But why? If the relation between money growth and inflation is so clear, why don't these countries simply print less money? If only it were so easy! The real problem most of these countries had was a large fiscal deficit. Let's think how that influences monetary policy. If a government is running a deficit, then it must issue iou's of some sort to pay for it. Roughly, speaking, it may issue money (dollar bills or their local equivalent) or interest-bearing debt (treasury bills and notes) denoted with the variable B. Mathematically we can express this as
Pt (Gt - Tt) = dMt + dBt,
or, in real terms:
Gt - Tt = dMt / Pt + dBt / Pt
where the two terms on the right are issues of new money (dM) and new interest-bearing debt (dB), respectively. This is an example of a government budget constraint: it tells us that what the government doesn't pay for with tax revenues, it must finance by issuing debt of some sort.
So why do these countries increase the money supply? The problem, typically, is that a political impasse makes it nearly impossible to reduce the budget deficit. Given the government's budget constraint, it must then issue debt. Now for US debt there is apparently no shortage of ready buyers, but the same can't be said for Argentina or Russia. If they can't issue debt and they can't reduce the deficit, the only alternative left is to print money: in short, when they can't pay their bills any other way, they pay them with money, which is easy enough to print. The effect of this, of course, is that these countries experience extremely high rates of inflation.
Note that whenever a central bank prints "fresh money" it can obtain goods and services in exchange for these new pieces of paper. The amount of goods and services that the government obtains by printing money in a given period is called "seignorage". In real terms, this quantity of goods and service is given by the following expression:
Seignoraget = dMt / Pt = New bills printed during the period / Price level during the period.

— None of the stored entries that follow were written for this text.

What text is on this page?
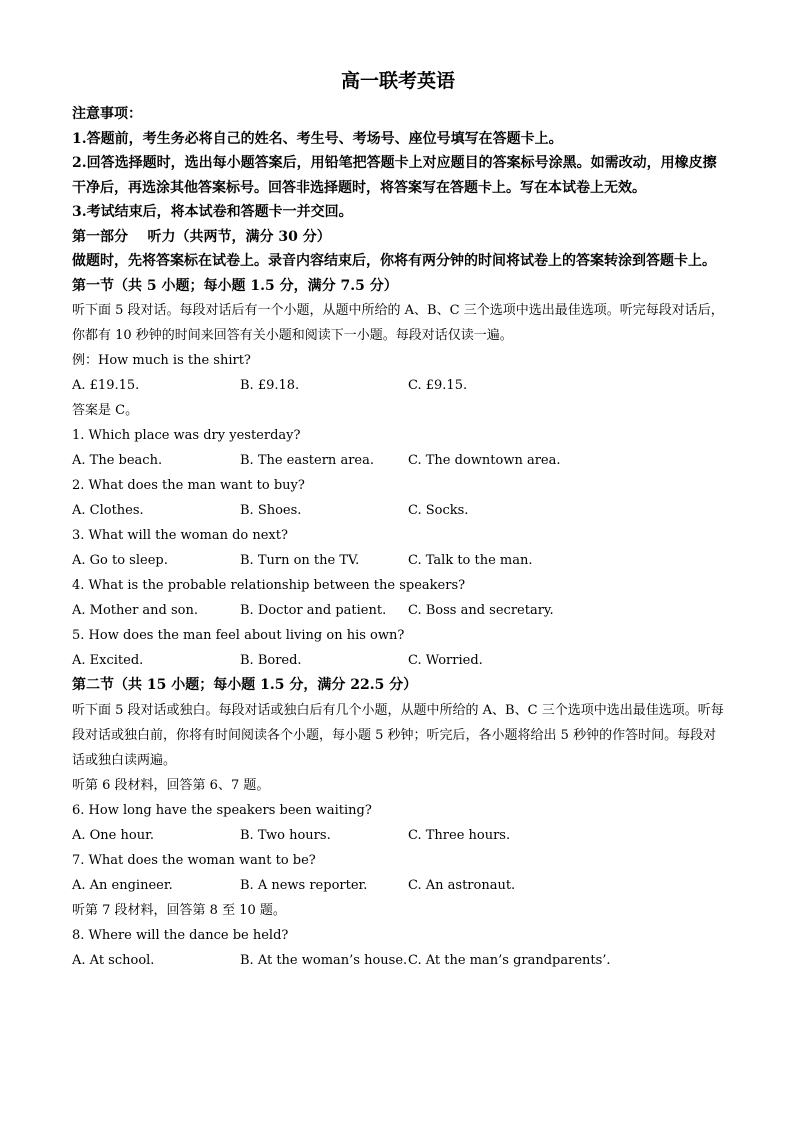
高一联考英语
注意事项：
1.答题前，考生务必将自己的姓名、考生号、考场号、座位号填写在答题卡上。
2.回答选择题时，选出每小题答案后，用铅笔把答题卡上对应题目的答案标号涂黑。如需改动，用橡皮擦干净后，再选涂其他答案标号。回答非选择题时，将答案写在答题卡上。写在本试卷上无效。
3.考试结束后，将本试卷和答题卡一并交回。
第一部分    听力（共两节，满分 30 分）
做题时，先将答案标在试卷上。录音内容结束后，你将有两分钟的时间将试卷上的答案转涂到答题卡上。
第一节（共 5 小题；每小题 1.5 分，满分 7.5 分）
听下面 5 段对话。每段对话后有一个小题，从题中所给的 A、B、C 三个选项中选出最佳选项。听完每段对话后，你都有 10 秒钟的时间来回答有关小题和阅读下一小题。每段对话仅读一遍。
例：How much is the shirt?
A. £19.15.	B. £9.18.	C. £9.15.
答案是 C。
1. Which place was dry yesterday?
A. The beach.	B. The eastern area.	C. The downtown area.
2. What does the man want to buy?
A. Clothes.	B. Shoes.	C. Socks.
3. What will the woman do next?
A. Go to sleep.	B. Turn on the TV.	C. Talk to the man.
4. What is the probable relationship between the speakers?
A. Mother and son.	B. Doctor and patient.	C. Boss and secretary.
5. How does the man feel about living on his own?
A. Excited.	B. Bored.	C. Worried.
第二节（共 15 小题；每小题 1.5 分，满分 22.5 分）
听下面 5 段对话或独白。每段对话或独白后有几个小题，从题中所给的 A、B、C 三个选项中选出最佳选项。听每段对话或独白前，你将有时间阅读各个小题，每小题 5 秒钟；听完后，各小题将给出 5 秒钟的作答时间。每段对话或独白读两遍。
听第 6 段材料，回答第 6、7 题。
6. How long have the speakers been waiting?
A. One hour.	B. Two hours.	C. Three hours.
7. What does the woman want to be?
A. An engineer.	B. A news reporter.	C. An astronaut.
听第 7 段材料，回答第 8 至 10 题。
8. Where will the dance be held?
A. At school.	B. At the woman’s house. C. At the man’s grandparents’.
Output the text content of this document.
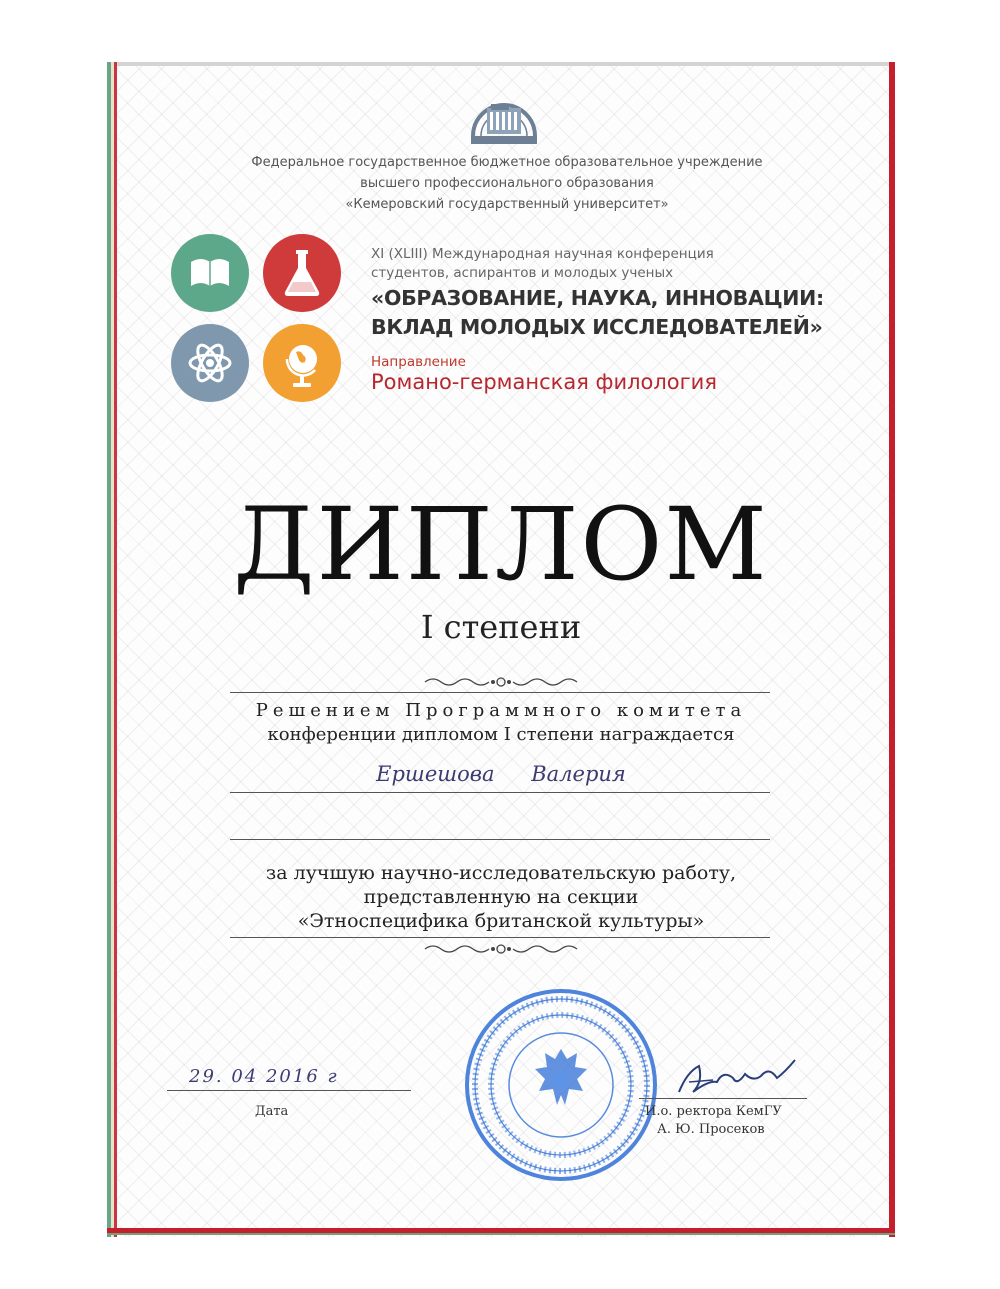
Федеральное государственное бюджетное образовательное учреждение
высшего профессионального образования
«Кемеровский государственный университет»
XI (XLIII) Международная научная конференция
студентов, аспирантов и молодых ученых
«ОБРАЗОВАНИЕ, НАУКА, ИННОВАЦИИ:
ВКЛАД МОЛОДЫХ ИССЛЕДОВАТЕЛЕЙ»
Направление
Романо-германская филология
ДИПЛОМ
I степени
Решением Программного комитета
конференции дипломом I степени награждается
Ершешова Валерия
за лучшую научно-исследовательскую работу,
представленную на секции
«Этноспецифика британской культуры»
29. 04 2016 г
Дата	И.о. ректора КемГУ
А. Ю. Просеков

The monetary aggregate that the central banks control directly is the "monetary base", consisting of currency in the hands of the public and reserves of the commercial banks deposited in the central bank. Thus, when we refer to a central bank as "printing more money", we mean increasing the monetary base.
Note that since the government, by printing money, acquires real goods and services, seignorage is is effectively a tax imposed by the government on private agents. Such a seignorage tax is also called the inflation tax. The reason is the following. From the definition of seignorage:
Seignoraget = dMt / Pt = (dMt / Mt ) (Mt/Pt)
Since the rate of growth of money (dM/M=m) is equal to inflation (p) (assuming, for simplicity, that the rate of growth of output 'y' is zero), we get:
Seignoraget = pt (Mt/Pt)
In other terms the inflation tax is equal to the inflation rate times the real money balances held by private agents. This makes sense: the inflation tax must be equal the tax rate on the asset that is taxed times the tax base. In the case of the inflation tax, the tax base are the real money balances while the tax rate at which they are taxed is the inflation rate. In other terms, if I hold for one period an amount of real balances equal to Mt/Pt, the real value of such balances (their purchasing power in terms of goods) will be reduced by an amount equal to pt (Mt /Pt) after one period. The reduction in the real value of my monetary balances caused by inflation is exactly the inflation tax, the amount of real resources that the government extracts from me by printing new money and generating inflation.